- Weak consumer sentiment will limit the revival -The weak job market, and slow GDP growth rate has negatively impacted consumer sentiment and they might continue with their stance of being extra cautious and conservative while making long-term financial commitments.
- Developers will be under stress -Developers will continue to be under tremendous pressure for completing the projects as the consumer activism will increase and cases delayed possession will be taken up seriously by RERA.
- A possibly lacklustre budget for real estatesector - Budget for 2018-19 is expected to framed keeping in 2019 elections in mind. It is expected that the budget will be largely populistic in nature focusing more on rural economy wherein farm loan waivers and increase in minimum support price for various agricultural produce will be announced. These measures will put pressure on the fiscal position of the government, and hence any rebate for the residential sector in the form of reduction of GST rates or increase in the tax exemption limit for home loans may not happen.

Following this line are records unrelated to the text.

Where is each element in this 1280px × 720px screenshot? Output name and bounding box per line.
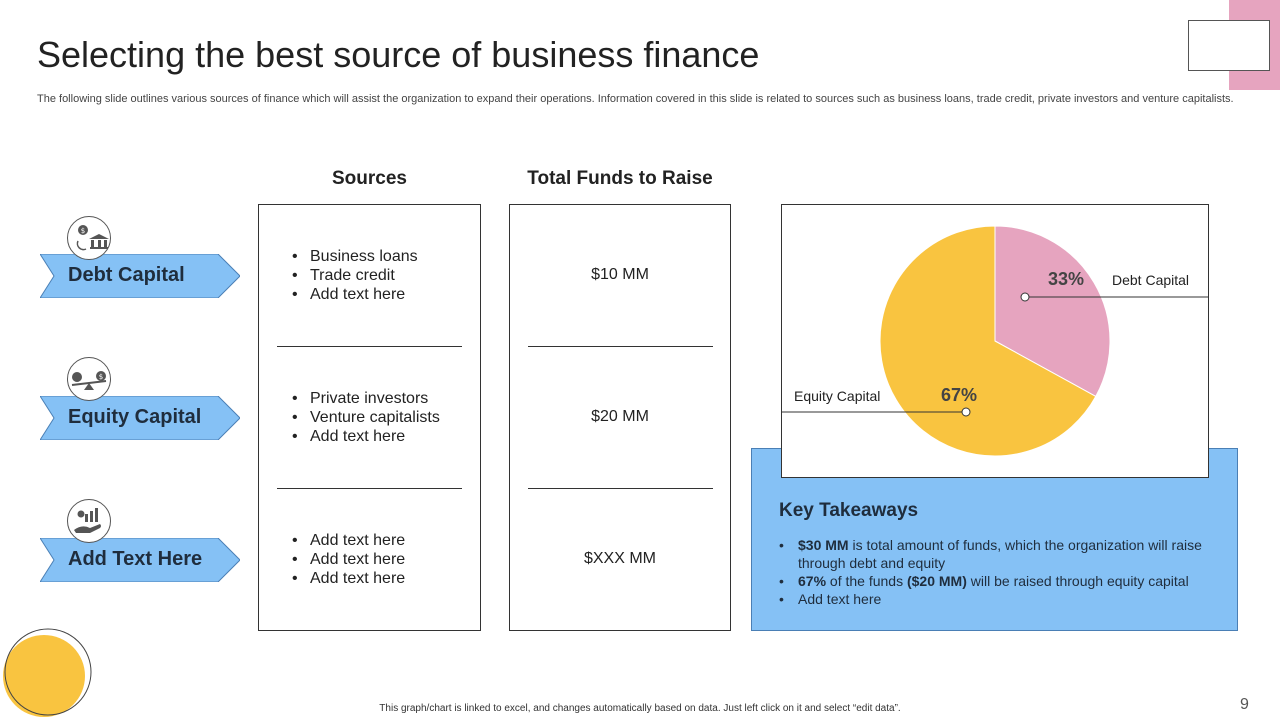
page-number: 9 — [1240, 696, 1249, 713]
sources-list-equity: Private investors Venture capitalists Ad… — [289, 389, 469, 446]
leader-dot — [961, 407, 971, 417]
list-item: Add text here — [289, 427, 469, 446]
list-item: Add text here — [779, 590, 1229, 608]
sources-column-header: Sources — [332, 168, 407, 189]
decorative-yellow-circle — [3, 635, 85, 717]
slice-name-label: Debt Capital — [1112, 272, 1189, 288]
list-item: Add text here — [289, 531, 469, 550]
category-label-other: Add Text Here — [68, 548, 203, 570]
category-tag-other — [40, 538, 240, 582]
money-bank-icon: $ — [67, 216, 111, 260]
category-tag-equity — [40, 396, 240, 440]
pie-chart-panel[interactable]: 33% Debt Capital 67% Equity Capital — [781, 204, 1210, 478]
list-item: Venture capitalists — [289, 408, 469, 427]
fund-value-other: $XXX MM — [583, 550, 656, 567]
list-item: Trade credit — [289, 266, 469, 285]
list-item: Business loans — [289, 247, 469, 266]
funds-divider — [528, 346, 713, 347]
list-item: $30 MM is total amount of funds, which t… — [779, 536, 1229, 572]
data-label: 67% — [941, 385, 977, 405]
pie-slice-debt-capital[interactable] — [994, 225, 1111, 398]
leader-dot — [1020, 292, 1030, 302]
category-tag-debt — [40, 254, 240, 298]
balance-scale-icon: $ — [67, 357, 111, 401]
sources-list-other: Add text here Add text here Add text her… — [289, 531, 469, 588]
category-label-debt: Debt Capital — [68, 264, 185, 286]
page-title: Selecting the best source of business fi… — [37, 34, 760, 75]
pie-chart[interactable]: 33% Debt Capital 67% Equity Capital — [782, 205, 1210, 477]
data-label: 33% — [1048, 269, 1084, 289]
hand-growth-icon — [67, 499, 111, 543]
list-item: Add text here — [289, 550, 469, 569]
svg-text:$: $ — [99, 373, 103, 381]
list-item: Add text here — [289, 569, 469, 588]
decorative-outline-circle — [4, 628, 92, 716]
decorative-circles — [3, 628, 92, 717]
list-item: Private investors — [289, 389, 469, 408]
fund-value-equity: $20 MM — [591, 408, 649, 425]
sources-divider — [277, 346, 462, 347]
footer-note: This graph/chart is linked to excel, and… — [379, 703, 901, 714]
decorative-frame — [1188, 20, 1270, 71]
list-item: Add text here — [289, 285, 469, 304]
key-takeaways-list: $30 MM is total amount of funds, which t… — [779, 536, 1229, 608]
list-item: 67% of the funds ($20 MM) will be raised… — [779, 572, 1229, 590]
funds-panel — [509, 204, 731, 631]
funds-divider — [528, 488, 713, 489]
funds-column-header: Total Funds to Raise — [527, 168, 713, 189]
slice-name-label: Equity Capital — [794, 388, 880, 404]
pie-slice-equity-capital[interactable] — [879, 225, 1097, 457]
fund-value-debt: $10 MM — [591, 266, 649, 283]
sources-divider — [277, 488, 462, 489]
sources-list-debt: Business loans Trade credit Add text her… — [289, 247, 469, 304]
category-label-equity: Equity Capital — [68, 406, 202, 428]
page-subtitle: The following slide outlines various sou… — [37, 93, 1234, 105]
key-takeaways-title: Key Takeaways — [779, 500, 919, 521]
svg-text:$: $ — [81, 227, 85, 235]
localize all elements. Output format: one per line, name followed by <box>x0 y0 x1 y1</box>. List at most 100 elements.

- Hardening of interest rates- Inflation rate has been gradually inching up and the resurgent crude oil prices might further keep it at an elevated level. Also, the 10 years bond yield has been gradually inching up. The fiscal deficit is also an area of concern for RBI. In this backdrop, we might start to see a hardening of interest rates from the second half of 2018.
- Restricted new launches - In 2017, developers restricted the new launches and focused on completing the projects. This trend will continue in 2018 as well, as the regulatory pressure will further increase. Also, the supply of ready-to-move-in properties might increase in 2018 because of developers’ sustained focus on completing their existing projects.